I’m hoping this will be a reasonably accurate account of my play with the TfL Cycling DataSets.

I’m still forming my plan, however loosely I think I want to end up with a visualisation where the bike points are highlighted in over a time series as bikes are taken and returned.

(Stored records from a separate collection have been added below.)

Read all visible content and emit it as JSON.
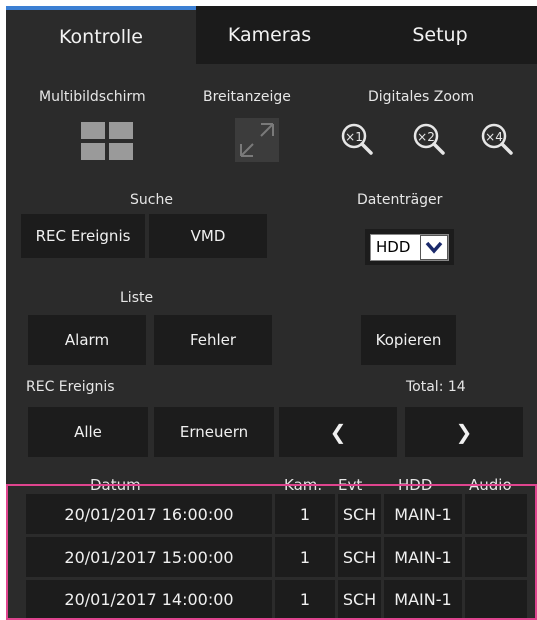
{
  "tabs": [
    {
      "label": "Kontrolle",
      "active": true
    },
    {
      "label": "Kameras",
      "active": false
    },
    {
      "label": "Setup",
      "active": false
    }
  ],
  "view": {
    "multi_label": "Multibildschirm",
    "wide_label": "Breitanzeige",
    "zoom_label": "Digitales Zoom",
    "zoom_levels": [
      "×1",
      "×2",
      "×4"
    ]
  },
  "search": {
    "label": "Suche",
    "rec_event_button": "REC Ereignis",
    "vmd_button": "VMD"
  },
  "media": {
    "label": "Datenträger",
    "selected": "HDD"
  },
  "list": {
    "label": "Liste",
    "alarm_button": "Alarm",
    "error_button": "Fehler",
    "copy_button": "Kopieren"
  },
  "rec_events": {
    "label": "REC Ereignis",
    "total_text": "Total: 14",
    "all_button": "Alle",
    "refresh_button": "Erneuern",
    "prev_glyph": "❮",
    "next_glyph": "❯"
  },
  "table": {
    "columns": [
      "Datum",
      "Kam.",
      "Evt",
      "HDD",
      "Audio"
    ],
    "rows": [
      {
        "date": "20/01/2017  16:00:00",
        "cam": "1",
        "evt": "SCH",
        "hdd": "MAIN-1",
        "audio": ""
      },
      {
        "date": "20/01/2017  15:00:00",
        "cam": "1",
        "evt": "SCH",
        "hdd": "MAIN-1",
        "audio": ""
      },
      {
        "date": "20/01/2017  14:00:00",
        "cam": "1",
        "evt": "SCH",
        "hdd": "MAIN-1",
        "audio": ""
      }
    ]
  },
  "colors": {
    "panel_bg": "#2b2b2b",
    "button_bg": "#1c1c1c",
    "active_tab_accent": "#3b7fd3",
    "selection_frame": "#e0458f"
  }
}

Initially, I’m working on my Mac, but I have a Databricks community cluster that I’ve migrated some of the parts to.

Preparing my Local Env

As I said, I’m using my MacBook so I’m going to install a couple of things

Install Spark

To install spark, I use brew

brew install spark

Install Jupyter

Installing jupyter notebooks is done with pip

pip install jupyter

Getting some data

I took a single file from the S3 bucket to play with locally, for no particular reason I went with 01aJourneyDataExtract10Jan16-23Jan16.csv

aws s3 cp s3://cycling.data.tfl.gov.uk/usage-stats/01aJourneyDataExtract10Jan16-23Jan16.csv ~/datasets/cycling/.

Starting Up

Run the following commands to get your Jupyter Notebook up and running

export PYSPARK_DRIVER_PYTHON=jupyter
export PYSPARK_DRIVER_PYTHON_OPTS='notebook'
pyspark

Quick Test

Finally a quick test to see how it looks. In the Jupyter notebook I can do

data = spark.read.csv('~/datasets/cycling/01aJourneyDataExtract10Jan16-23Jan16.csv', header=True, inferSchema=True)
data.show()

This should show you 20 rows from the data set and we’re off.